Assembly Bill 2867, authored by Assemblymember Jesse Gabriel (D-Encino) and sponsored by California Lt. Gov. Eleni Kounalakis, would require that all court cases brought by California residents or their families to recover their stolen artwork held in museums be resolved according to state law. Under California law, a thief has no legal right to stolen property and therefore cannot pass rightful title to others, no matter how many times the property is sold or how much time passes.
Gabriel and Kounalakis know how difficult it is to find and recover property stolen during the Holocaust. Gabriel, a lawyer, has represented Holocaust victims, and Kounalakis was previously ambassador to Hungary, a country that sent more than half a million Jews to their deaths.
This morally compelling bill solves a technical problem that had hampered the Cassirer family's case. Currently, courts deciding a case in a state where the plaintiff is suing a foreign entity (such as the Spanish museum) must make a decision about whether to apply the law of that state or the law of the defendant's country. In the Cassirer case, the federal courts always decided to apply Spanish law.
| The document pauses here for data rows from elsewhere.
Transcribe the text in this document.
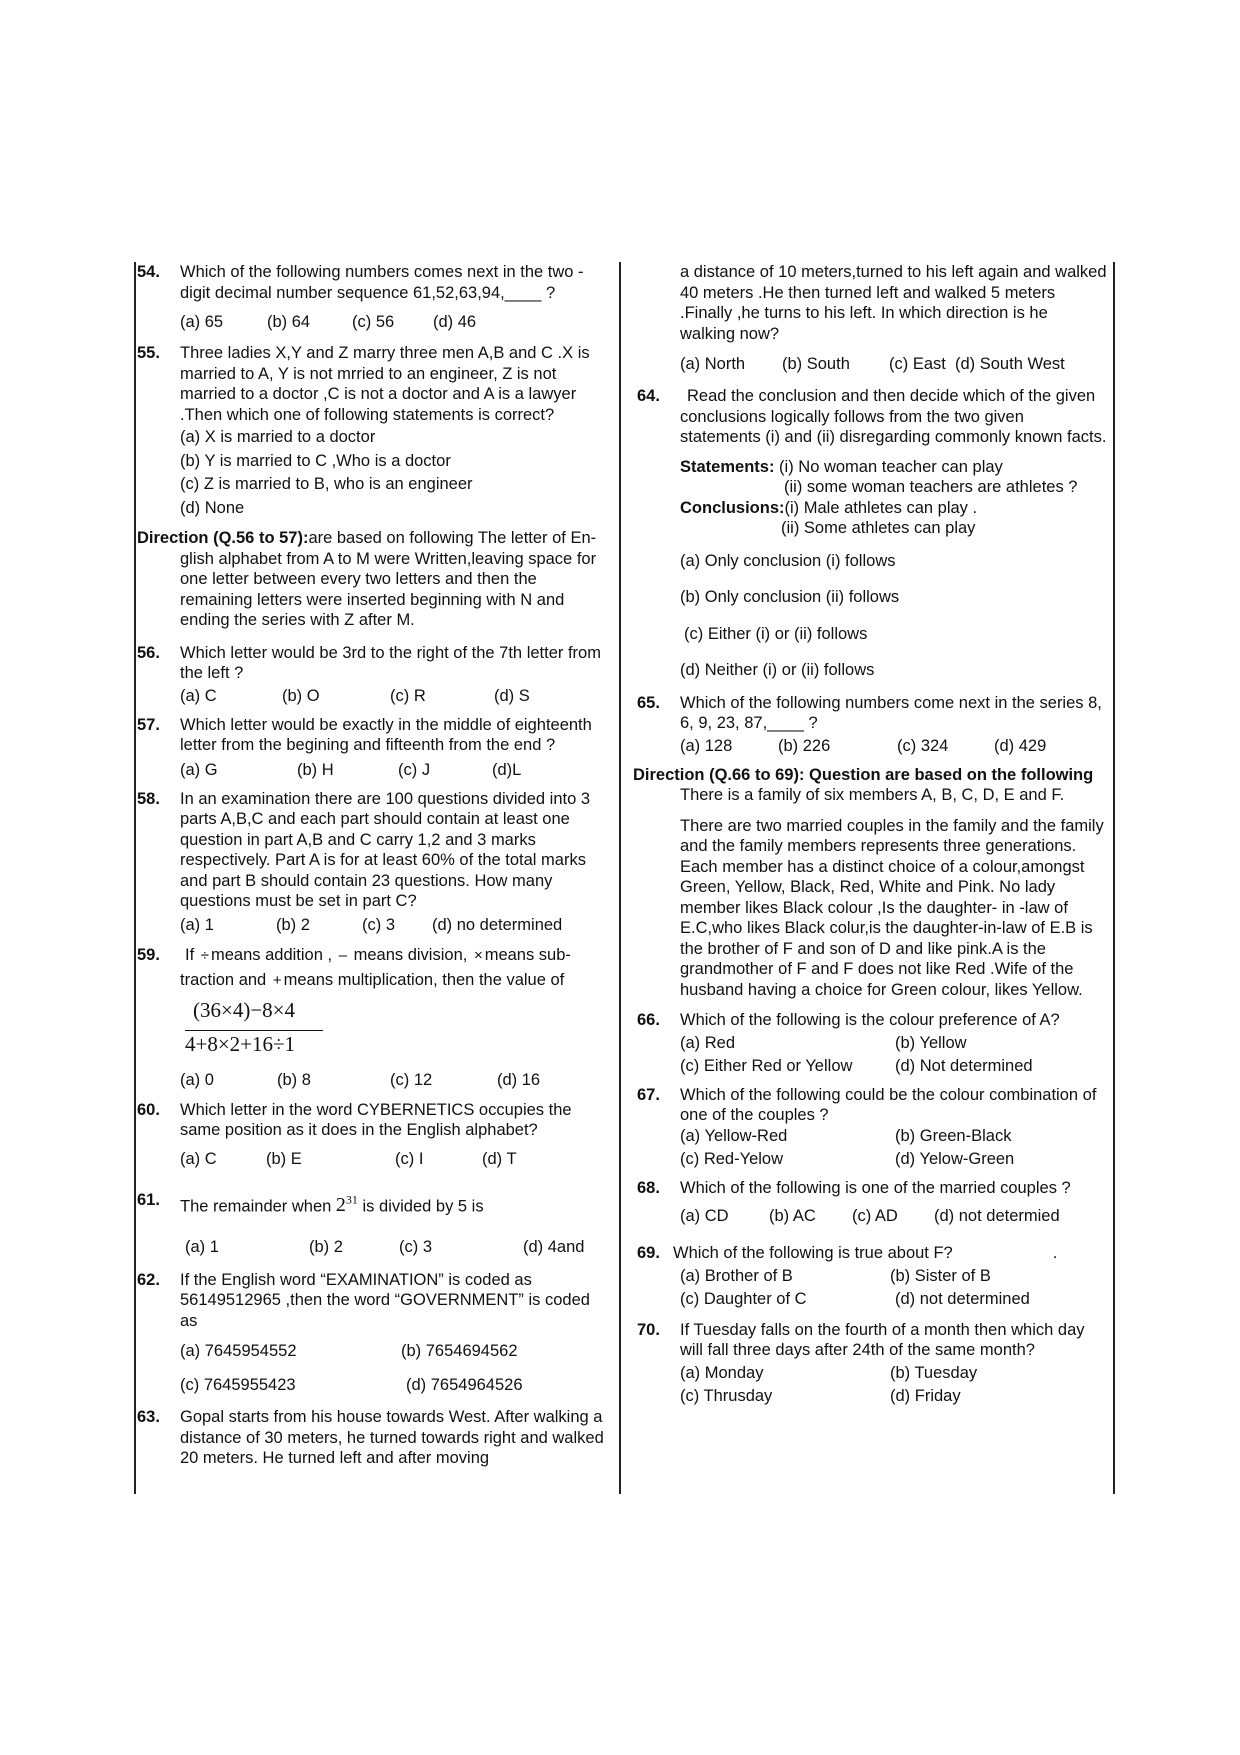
54. Which of the following numbers comes next in the two - digit decimal number sequence 61,52,63,94,____ ?
(a) 65	(b) 64	(c) 56 (d) 46
55. Three ladies X,Y and Z marry three men A,B and C .X is married to A, Y is not mrried to an engineer, Z is not married to a doctor ,C is not a doctor and A is a lawyer .Then which one of following statements is correct?
(a) X is married to a doctor
(b) Y is married to C ,Who is a doctor
(c) Z is married to B, who is an engineer
(d) None
Direction (Q.56 to 57):are based on following The letter of En-
glish alphabet from A to M were Written,leaving space for one letter between every two letters and then the remaining letters were inserted beginning with N and ending the series with Z after M.
56. Which letter would be 3rd to the right of the 7th letter from the left ?
(a) C	(b) O	(c) R	(d) S
57. Which letter would be exactly in the middle of eighteenth letter from the begining and fifteenth from the end ?
(a) G	(b) H	(c) J	(d)L
58. In an examination there are 100 questions divided into 3 parts A,B,C and each part should contain at least one question in part A,B and C carry 1,2 and 3 marks respectively. Part A is for at least 60% of the total marks and part B should contain 23 questions. How many questions must be set in part C?
(a) 1	(b) 2	(c) 3 (d) no determined
59.	If ÷ means addition , – means division, × means sub-
traction and + means multiplication, then the value of
(36×4)−8×4
4+8×2+16÷1
(a) 0	(b) 8	(c) 12	(d) 16
60. Which letter in the word CYBERNETICS occupies the same position as it does in the English alphabet?
(a) C	(b) E	(c) I	(d) T
61. The remainder when $2^{31}$ is divided by 5 is
(a) 1	(b) 2	(c) 3	(d) 4and
62. If the English word “EXAMINATION” is coded as 56149512965 ,then the word “GOVERNMENT” is coded as
(a) 7645954552	(b) 7654694562
(c) 7645955423	(d) 7654964526
63. Gopal starts from his house towards West. After walking a distance of 30 meters, he turned towards right and walked 20 meters. He turned left and after moving
a distance of 10 meters,turned to his left again and walked 40 meters .He then turned left and walked 5 meters .Finally ,he turns to his left. In which direction is he walking now?
(a) North (b) South (c) East (d) South West
64.	Read the conclusion and then decide which of the given conclusions logically follows from the two given statements (i) and (ii) disregarding commonly known facts.
Statements: (i) No woman teacher can play
(ii) some woman teachers are athletes ?
Conclusions:(i) Male athletes can play .
(ii) Some athletes can play
(a) Only conclusion (i) follows
(b) Only conclusion (ii) follows
(c) Either (i) or (ii) follows
(d) Neither (i) or (ii) follows
65. Which of the following numbers come next in the series 8, 6, 9, 23, 87,____ ?
(a) 128	(b) 226	(c) 324	(d) 429
Direction (Q.66 to 69): Question are based on the following
There is a family of six members A, B, C, D, E and F.
There are two married couples in the family and the family and the family members represents three generations. Each member has a distinct choice of a colour,amongst Green, Yellow, Black, Red, White and Pink. No lady member likes Black colour ,Is the daughter- in -law of E.C,who likes Black colur,is the daughter-in-law of E.B is the brother of F and son of D and like pink.A is the grandmother of F and F does not like Red .Wife of the husband having a choice for Green colour, likes Yellow.
66. Which of the following is the colour preference of A?
(a) Red	(b) Yellow
(c) Either Red or Yellow	(d) Not determined
67. Which of the following could be the colour combination of one of the couples ?
(a) Yellow-Red	(b) Green-Black
(c) Red-Yelow	(d) Yelow-Green
68. Which of the following is one of the married couples ?
(a) CD (b) AC (c) AD (d) not determied
69. Which of the following is true about F?	.
(a) Brother of B	(b) Sister of B
(c) Daughter of C	(d) not determined
70. If Tuesday falls on the fourth of a month then which day will fall three days after 24th of the same month?
(a) Monday	(b) Tuesday
(c) Thrusday	(d) Friday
And in Spain, the possessor of stolen property has the right to keep it after a certain period of time has passed. even If it was stolen.
Under those rules, the Cassirer family lost in federal district court, in the Ninth Circuit Court of Appeals and, after the U.S. Supreme Court sent the case back to the appeals court in 2022, again in the appeals court. Earlier this year, a Ninth Circuit panel applied Spanish law and ruled that the Museo Nacional Thyssen-Bornemisza in Madrid had the right to keep the painting. If the bill passes, the Cassirer family can go back to the Ninth Circuit based on the new law or can appeal the Ninth Circuit’s recent decision to the U.S. Supreme Court.
Regardless of the law applied, it is outrageous that the museum kept it. Even a concurring judge on the 9th Circuit said the museum should return it to the Cassirer family.
This bill will send a clear message from the citizens of California to all courts, as well as to the government of Spain, that museums should not have the right to hold stolen works of art. The Legislature should quickly pass it and Governor Gavin Newsom should sign it into law as soon as it is passed. The bill has an urgency clause, meaning it will go into effect immediately after the governor signs it into law.